自治体からの情報や支援物資など、在宅避難者でも受取り可能(マンションの場合は、代表者が定期的に避難所に取りに行くことになります)になっている自治体も多いので、安心してください。
ただし、津波や土砂災害などマンションに危険が及ぶ場合はもちろん、年齢や体調に不安がある場合や、高層階での揺れが怖い場合などは、避難所に行くことも選択肢に入れましょう。
マンションで地震に備えておくべきこと
地震に限らず災害はある日突然発生するものです。万が一を想定したマンション住まいにおける地震への備えについて解説します。
防災グッズの準備・在宅避難のための備蓄をしておく
マンション自体は無事で在宅避難をしようと思っても、インフラ(電気・ガス・水道)が止まってしまうこともあります。そういったことを想定して、食品や日用品を備蓄しておきましょう。
準備物例
- トイレ用品(洋式便器にはめるビニール袋、中に固化剤入りのものが便利。1人1日5枚を1週間分)
- 非常食(煮炊きしなくても食べられるものを、最低家族の3日分用意する)
- 飲料水(可能なら1週間分…3リットル×7日×人数分)
- 食料品(米・乾麺・インスタント食品・野菜など)3日分以上
- 携帯用ガスコンロ
- 懐中電灯
- ローソク、マッチ、ライター
- 現金(100円玉、10円玉を多めに)
- 携帯電話充電用手動発電機付きラジオ
- 消火器
- 小型発電機
- 持病の薬(3日分~7日分)
- メガネ(買い替えたときに、古いメガネを非常用にするのがおススメ)
- おくすり手帳(持病の薬が分かるので、処方箋なしで薬剤師に薬をだしてもらえる場合がある)

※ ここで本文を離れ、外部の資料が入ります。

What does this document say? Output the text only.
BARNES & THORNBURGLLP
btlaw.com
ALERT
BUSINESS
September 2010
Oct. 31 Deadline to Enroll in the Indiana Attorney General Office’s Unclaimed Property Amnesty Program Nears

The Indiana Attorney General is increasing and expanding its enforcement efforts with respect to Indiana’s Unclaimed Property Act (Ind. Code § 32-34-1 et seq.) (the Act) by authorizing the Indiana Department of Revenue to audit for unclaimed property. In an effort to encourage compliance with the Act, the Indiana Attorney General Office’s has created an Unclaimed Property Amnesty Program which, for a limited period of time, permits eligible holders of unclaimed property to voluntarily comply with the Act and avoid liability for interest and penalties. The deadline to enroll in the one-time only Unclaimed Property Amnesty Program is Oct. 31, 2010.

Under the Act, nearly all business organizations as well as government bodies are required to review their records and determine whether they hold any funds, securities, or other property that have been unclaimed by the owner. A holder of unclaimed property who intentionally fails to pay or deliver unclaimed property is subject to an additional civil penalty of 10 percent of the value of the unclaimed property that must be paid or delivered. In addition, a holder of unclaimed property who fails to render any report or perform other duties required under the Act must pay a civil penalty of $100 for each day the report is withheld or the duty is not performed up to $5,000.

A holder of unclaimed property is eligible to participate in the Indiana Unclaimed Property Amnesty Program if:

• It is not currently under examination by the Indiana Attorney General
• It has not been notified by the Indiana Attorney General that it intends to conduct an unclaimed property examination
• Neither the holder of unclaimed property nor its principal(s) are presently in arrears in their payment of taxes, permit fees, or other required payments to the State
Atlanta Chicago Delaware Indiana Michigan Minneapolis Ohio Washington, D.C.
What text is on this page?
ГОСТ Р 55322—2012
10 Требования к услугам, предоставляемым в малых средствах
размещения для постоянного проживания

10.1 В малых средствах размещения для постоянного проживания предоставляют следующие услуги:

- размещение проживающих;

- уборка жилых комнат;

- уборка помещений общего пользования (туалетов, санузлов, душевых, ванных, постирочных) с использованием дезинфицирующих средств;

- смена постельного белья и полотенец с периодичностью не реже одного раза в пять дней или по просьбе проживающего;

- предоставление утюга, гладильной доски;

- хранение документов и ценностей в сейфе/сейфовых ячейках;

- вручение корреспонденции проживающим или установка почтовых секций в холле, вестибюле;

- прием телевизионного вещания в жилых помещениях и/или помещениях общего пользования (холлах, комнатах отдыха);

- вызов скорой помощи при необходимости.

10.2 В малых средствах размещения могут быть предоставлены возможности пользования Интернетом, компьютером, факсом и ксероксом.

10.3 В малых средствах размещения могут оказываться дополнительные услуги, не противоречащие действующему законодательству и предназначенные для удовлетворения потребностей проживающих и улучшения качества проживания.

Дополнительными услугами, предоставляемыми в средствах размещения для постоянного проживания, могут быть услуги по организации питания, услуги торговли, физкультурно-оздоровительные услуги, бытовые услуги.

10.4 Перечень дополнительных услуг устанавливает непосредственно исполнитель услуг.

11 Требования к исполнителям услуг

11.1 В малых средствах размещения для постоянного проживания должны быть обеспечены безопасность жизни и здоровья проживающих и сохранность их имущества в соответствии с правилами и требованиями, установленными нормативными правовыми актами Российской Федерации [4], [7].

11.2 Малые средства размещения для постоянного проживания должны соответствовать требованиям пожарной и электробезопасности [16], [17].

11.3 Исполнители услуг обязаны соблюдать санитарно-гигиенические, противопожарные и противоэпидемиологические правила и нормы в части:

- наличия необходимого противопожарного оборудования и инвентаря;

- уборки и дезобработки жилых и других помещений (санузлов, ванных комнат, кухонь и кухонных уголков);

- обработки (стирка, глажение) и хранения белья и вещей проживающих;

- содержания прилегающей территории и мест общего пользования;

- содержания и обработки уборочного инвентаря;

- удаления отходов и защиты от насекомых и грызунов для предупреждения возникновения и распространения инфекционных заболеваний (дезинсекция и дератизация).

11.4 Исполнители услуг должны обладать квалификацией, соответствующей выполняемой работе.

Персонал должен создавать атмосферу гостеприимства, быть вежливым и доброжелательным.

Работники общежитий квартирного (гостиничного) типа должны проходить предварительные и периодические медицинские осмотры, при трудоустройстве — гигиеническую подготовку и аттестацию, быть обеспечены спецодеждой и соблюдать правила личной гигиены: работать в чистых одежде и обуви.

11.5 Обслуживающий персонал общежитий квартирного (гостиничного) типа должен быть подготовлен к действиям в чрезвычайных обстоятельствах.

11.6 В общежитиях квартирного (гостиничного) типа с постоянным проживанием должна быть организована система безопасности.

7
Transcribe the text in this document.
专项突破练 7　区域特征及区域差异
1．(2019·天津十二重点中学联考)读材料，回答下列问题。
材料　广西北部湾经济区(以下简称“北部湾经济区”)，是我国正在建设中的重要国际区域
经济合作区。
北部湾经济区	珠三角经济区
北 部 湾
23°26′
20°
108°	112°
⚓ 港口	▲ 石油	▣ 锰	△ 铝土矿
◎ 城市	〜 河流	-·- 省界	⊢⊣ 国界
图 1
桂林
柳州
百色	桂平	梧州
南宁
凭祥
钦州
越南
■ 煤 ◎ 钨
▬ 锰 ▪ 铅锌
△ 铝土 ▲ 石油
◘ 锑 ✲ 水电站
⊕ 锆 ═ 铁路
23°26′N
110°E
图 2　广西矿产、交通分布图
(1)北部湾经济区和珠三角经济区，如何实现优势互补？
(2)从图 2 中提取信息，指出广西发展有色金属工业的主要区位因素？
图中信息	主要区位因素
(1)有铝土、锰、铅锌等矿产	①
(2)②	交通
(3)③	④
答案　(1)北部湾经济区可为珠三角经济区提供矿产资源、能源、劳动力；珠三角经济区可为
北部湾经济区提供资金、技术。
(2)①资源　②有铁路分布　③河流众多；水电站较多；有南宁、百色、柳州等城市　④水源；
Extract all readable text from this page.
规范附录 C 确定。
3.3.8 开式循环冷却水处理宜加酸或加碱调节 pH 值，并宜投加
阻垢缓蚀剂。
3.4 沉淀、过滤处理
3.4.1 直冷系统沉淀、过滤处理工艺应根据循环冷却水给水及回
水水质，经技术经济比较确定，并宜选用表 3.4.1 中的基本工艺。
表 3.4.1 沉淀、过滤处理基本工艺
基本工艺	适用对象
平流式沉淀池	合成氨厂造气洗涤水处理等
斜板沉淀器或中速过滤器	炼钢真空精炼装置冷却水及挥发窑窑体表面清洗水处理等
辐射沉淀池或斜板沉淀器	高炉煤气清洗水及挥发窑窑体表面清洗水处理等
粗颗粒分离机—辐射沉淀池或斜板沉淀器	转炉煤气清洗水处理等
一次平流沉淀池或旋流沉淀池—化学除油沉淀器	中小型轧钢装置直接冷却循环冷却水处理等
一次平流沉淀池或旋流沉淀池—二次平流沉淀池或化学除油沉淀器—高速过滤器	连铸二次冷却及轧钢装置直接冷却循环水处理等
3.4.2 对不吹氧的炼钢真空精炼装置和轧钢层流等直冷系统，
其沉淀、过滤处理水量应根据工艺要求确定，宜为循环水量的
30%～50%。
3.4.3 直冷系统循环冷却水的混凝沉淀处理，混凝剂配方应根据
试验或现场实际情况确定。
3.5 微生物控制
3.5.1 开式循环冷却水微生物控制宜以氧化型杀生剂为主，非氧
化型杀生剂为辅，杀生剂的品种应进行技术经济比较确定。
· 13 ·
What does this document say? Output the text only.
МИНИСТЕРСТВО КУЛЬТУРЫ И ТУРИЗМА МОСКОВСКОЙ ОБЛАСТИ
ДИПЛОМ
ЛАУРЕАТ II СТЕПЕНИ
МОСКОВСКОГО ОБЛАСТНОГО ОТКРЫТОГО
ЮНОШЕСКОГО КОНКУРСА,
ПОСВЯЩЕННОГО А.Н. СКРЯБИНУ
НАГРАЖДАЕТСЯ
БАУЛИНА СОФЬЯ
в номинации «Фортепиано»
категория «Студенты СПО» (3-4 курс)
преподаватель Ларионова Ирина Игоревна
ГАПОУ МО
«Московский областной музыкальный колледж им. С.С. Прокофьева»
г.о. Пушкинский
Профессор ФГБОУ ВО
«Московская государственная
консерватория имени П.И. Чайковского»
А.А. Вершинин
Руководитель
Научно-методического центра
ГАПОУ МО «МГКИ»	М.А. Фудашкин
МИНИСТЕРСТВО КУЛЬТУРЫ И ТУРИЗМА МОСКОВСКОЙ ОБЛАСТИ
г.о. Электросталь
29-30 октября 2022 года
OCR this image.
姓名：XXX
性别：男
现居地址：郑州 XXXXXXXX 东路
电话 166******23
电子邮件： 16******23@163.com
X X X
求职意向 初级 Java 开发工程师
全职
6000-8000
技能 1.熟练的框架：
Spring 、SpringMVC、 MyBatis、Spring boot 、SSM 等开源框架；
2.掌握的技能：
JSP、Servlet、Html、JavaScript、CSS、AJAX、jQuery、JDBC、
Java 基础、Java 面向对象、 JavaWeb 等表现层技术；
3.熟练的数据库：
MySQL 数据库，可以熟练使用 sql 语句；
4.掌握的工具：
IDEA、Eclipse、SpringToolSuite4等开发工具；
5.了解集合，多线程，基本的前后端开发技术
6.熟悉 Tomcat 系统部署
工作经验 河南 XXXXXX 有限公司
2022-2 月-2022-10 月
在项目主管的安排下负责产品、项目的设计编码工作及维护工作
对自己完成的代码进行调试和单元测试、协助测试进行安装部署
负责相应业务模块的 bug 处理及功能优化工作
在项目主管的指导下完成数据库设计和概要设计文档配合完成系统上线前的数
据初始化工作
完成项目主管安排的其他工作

- その他(生理用品・医薬品・介護グッズ・ペット用品など)
大きな家具が転倒してこないように固定する
大きな地震では、食器棚や本棚といった大きな家具が転倒する危険があります。特に揺れやすいと言われる上層階では、転倒の可能性がさらに高くなります。身を守るために、しっかり固定しておきましょう。
固定するための器具は、ネットショップやホームセンターで入手することができます。
家具の固定方法は消防庁などが公開しています。
あわせて、キッチンの吊り戸棚には重いものを入れない、ベッド周りに倒れてくるものを置いていないかなど、ものの配置も見直しておきましょう。
緊急連絡先を家族間で共有し、いざという時の行動を決めておく
万が一の時にどこに連絡を取ればいいのかを準備し、家族間で共有しておきましょう。携帯の充電が切れた時のことも考えて、どこかにメモしておくと良いでしょう。
さらに家族とはぐれた場合に備えて、待ち合わせ場所を決めておくことをおすすめします。
災害時は「171」をダイヤルすると災害用伝言ダイヤルセンターに繋がります。毎月1日と15日は練習ができるようになっていますので、利用してみることもおススメです。
地震保険に加入する
地震保険に加入しているか、今一度確認をしておきましょう。地震保険は火災保険に付帯して加入するものですが、火災保険に入っているからといって、必ず地震保険に入っているとは限りません。
あわせて家財保険にも加入しているかを確認しましょう。
例えば地震による損壊で上階からの漏水があり家電が壊れた場合、家財保険に加入していないと全て自己負担になってしまいます。
ハザードマップを確認する
自治体が作成したハザードマップで、事前に揺れやすさや津波・洪水の被害予測程度を知っておきましょう。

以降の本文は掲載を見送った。